Dès la fin de son stage, il est recruté par « Psssy les possédés », une marque de vêtements du Sentier, le quartier parisien où se concentre l’essentiel de l’industrie textile. L’entreprise travaille pour les centrales d’achats qui fournissent les marques Zara, Mango, H & M et autres. Mais elle est au bord du gouffre. Le patron lui donne carte blanche pour tenter de la sauver. On est en 1992. Le Camerounais va réussir au-delà de toute espérance. Dix ans durant, il vole de succès en succès, dessine des modèles qui séduisent le grand public. Mais il reste artiste dans l’âme et ne veut surtout pas restreindre son talent à un seul mode d’expression. En 2002, lors d’un voyage en Indonésie avec Jérôme Abel Seguin, l’idée lui vient de sculpter des bijoux. Son compagnon est un créateur français qui, depuis le début des années 1990, travaille le bois et fabrique notamment d’imposants meubles à partir des précieuses essences indonésiennes.

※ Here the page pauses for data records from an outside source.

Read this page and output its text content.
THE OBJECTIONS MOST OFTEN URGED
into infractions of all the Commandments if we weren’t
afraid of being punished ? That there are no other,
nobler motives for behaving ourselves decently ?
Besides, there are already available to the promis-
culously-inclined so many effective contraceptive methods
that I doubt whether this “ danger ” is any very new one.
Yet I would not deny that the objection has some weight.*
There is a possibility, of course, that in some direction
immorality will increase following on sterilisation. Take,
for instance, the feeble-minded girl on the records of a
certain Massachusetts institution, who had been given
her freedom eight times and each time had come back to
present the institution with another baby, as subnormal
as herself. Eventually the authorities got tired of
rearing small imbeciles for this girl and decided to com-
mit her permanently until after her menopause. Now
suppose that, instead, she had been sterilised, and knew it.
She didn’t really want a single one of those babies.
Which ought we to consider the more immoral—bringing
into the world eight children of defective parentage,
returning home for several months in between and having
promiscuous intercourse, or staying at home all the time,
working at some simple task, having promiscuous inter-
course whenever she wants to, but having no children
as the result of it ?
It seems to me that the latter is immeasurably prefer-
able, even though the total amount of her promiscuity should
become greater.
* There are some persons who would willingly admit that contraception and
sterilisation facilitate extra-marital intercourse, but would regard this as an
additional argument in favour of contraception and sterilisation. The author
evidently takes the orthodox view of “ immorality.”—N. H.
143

« En me promenant le long de la plage, j’ai ramassé un coquillage dévoré par la mer. Je l’ai mis à mon doigt. J’ai eu soudain envie de lui donner une seconde vie et de le transformer en bague », raconte Christian Graciel. Un projet qu’il réalise avec l’aide d’artisans balinais, et qui, on l’a vu, rencontre un impressionnant succès, grâce au salon Maison et Objet de Paris.
Par la suite, le jeune Camerounais va décliner son idée sous forme de colliers, de boucles d’oreilles, de bracelets et de sacs à main, en mettant largement à contribution l’exubérante nature indonésienne. Désormais, il vit d’ailleurs dans l’archipel six mois par an.
« J’aime travailler la matière brute, explique-t-il. Avec le teck, je retrouve l’Afrique et j’y apporte une sophistication tout occidentale. » Son travail, ses innombrables créations ont apparemment permis à Christian Graciel Mbumbet de trouver cette sérénité, cet équilibre qu’il a si longtemps cherché.